Questions and comments

Q:   Why are not all the flats made as those which were designed for disabled persons? I could not see any problem in making all the flats the same way. This type of flexibility which you provide for disabled persons could be very useful for all people.

 

The second question regards elevators. Do you think it is possible at a later stage to add elevators to these buildings? I think that could be a good idea for architects in developing countries to prepare for elevators. They do not need to be constructed inside the building. They could be built outside the building but in connection with the stairs.

 

A:   Not all flats could be made accessible because of the question of pipes when connected with the sewage system. For example, the one I said could not be adapted, it is the question of the bathroom. They told me if you wanted to change the place of the toilet or shower it would be expensive and it would omit one floor which could not be used.
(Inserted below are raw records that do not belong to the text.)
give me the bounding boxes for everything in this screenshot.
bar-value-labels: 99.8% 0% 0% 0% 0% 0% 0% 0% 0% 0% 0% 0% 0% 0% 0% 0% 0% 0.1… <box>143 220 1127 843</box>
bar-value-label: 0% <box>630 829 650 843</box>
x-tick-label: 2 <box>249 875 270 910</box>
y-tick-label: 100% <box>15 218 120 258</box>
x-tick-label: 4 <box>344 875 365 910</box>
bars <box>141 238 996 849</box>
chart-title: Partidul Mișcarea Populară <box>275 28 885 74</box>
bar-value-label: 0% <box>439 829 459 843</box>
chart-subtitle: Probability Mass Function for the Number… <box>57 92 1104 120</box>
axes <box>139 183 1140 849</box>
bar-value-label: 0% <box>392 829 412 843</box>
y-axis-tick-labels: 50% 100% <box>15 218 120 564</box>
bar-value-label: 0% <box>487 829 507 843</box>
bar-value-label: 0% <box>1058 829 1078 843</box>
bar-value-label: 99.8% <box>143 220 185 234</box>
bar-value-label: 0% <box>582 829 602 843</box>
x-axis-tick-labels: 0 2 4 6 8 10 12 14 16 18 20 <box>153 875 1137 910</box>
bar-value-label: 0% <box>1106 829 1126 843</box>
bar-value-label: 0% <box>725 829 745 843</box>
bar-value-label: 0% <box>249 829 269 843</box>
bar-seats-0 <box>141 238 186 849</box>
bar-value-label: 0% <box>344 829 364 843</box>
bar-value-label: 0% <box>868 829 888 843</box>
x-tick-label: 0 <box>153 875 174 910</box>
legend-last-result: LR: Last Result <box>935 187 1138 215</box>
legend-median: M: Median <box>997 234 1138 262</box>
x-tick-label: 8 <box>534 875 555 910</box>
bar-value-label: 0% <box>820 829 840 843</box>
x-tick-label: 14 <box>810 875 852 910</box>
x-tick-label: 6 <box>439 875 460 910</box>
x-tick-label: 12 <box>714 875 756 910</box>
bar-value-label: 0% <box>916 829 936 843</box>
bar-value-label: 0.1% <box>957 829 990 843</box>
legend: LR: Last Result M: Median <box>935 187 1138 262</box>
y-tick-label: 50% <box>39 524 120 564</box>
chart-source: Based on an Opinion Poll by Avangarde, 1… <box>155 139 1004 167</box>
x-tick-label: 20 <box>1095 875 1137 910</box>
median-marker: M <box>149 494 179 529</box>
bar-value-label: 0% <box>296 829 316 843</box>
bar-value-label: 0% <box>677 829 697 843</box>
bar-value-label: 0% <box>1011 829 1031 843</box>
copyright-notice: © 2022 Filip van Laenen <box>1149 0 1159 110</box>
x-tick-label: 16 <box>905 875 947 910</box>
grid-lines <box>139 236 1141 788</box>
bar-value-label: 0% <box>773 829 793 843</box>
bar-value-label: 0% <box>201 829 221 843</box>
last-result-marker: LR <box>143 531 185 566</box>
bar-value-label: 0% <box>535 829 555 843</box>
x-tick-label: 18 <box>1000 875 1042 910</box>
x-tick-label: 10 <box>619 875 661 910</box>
That is why I did not make it. You will also note that the partitions were bolted, that is because our minister insisted that we do not put partitions and that he would leave this for the users. He thought it would make them cheaper; he is very concerned with the cost. But as far as elevators, it was considered too expensive, for maintenance, electricity bills, etc. People, even with a good standard of living, maybe do not contribute to these things and it is a problem for the owner.

 

C:   I would like to appeal to all African architects to please do not go up in costs. Although you ask for provision for elevators, we have space and I do feel that in the question of low-cost housing if we go up we immediately make it a ghetto situation, particularly for disabled people because we do have this problem of the cost of elevators. So please, do not go up on low-cost housing.

 

Q:   I would like to pose a general question. When it comes to urban design and urban designing control, is there any merit in disability legislation actually specifying that one should try and maximize the amount of housing that can be provided at the ground level, as opposed to multi-story constructed?

 

A second question is the cost-effectiveness of that multi-story accommodation in a Third World city.

 

A:   As far as urban planning I do not think they require that it be on the ground floor. I just suggested it since I will not be able to use any elevators. They do not specify that it should be on the ground floor because if you are making it accessible you should provide it on any floor and you should not even prevent a disabled person from working in a high-rise tower seeing that it would be a problem with fire-fighting. It would not be specified for only the ground floor but as for in my country that is the trend. We use multi-story walk-up buildings and they think it is cheaper for the infrastructure and for the land, although this is in a desert area. Still, this is the trend and the way of thinking. Even people in Egypt criticize it because there is a lot of land in the desert but they do not expand.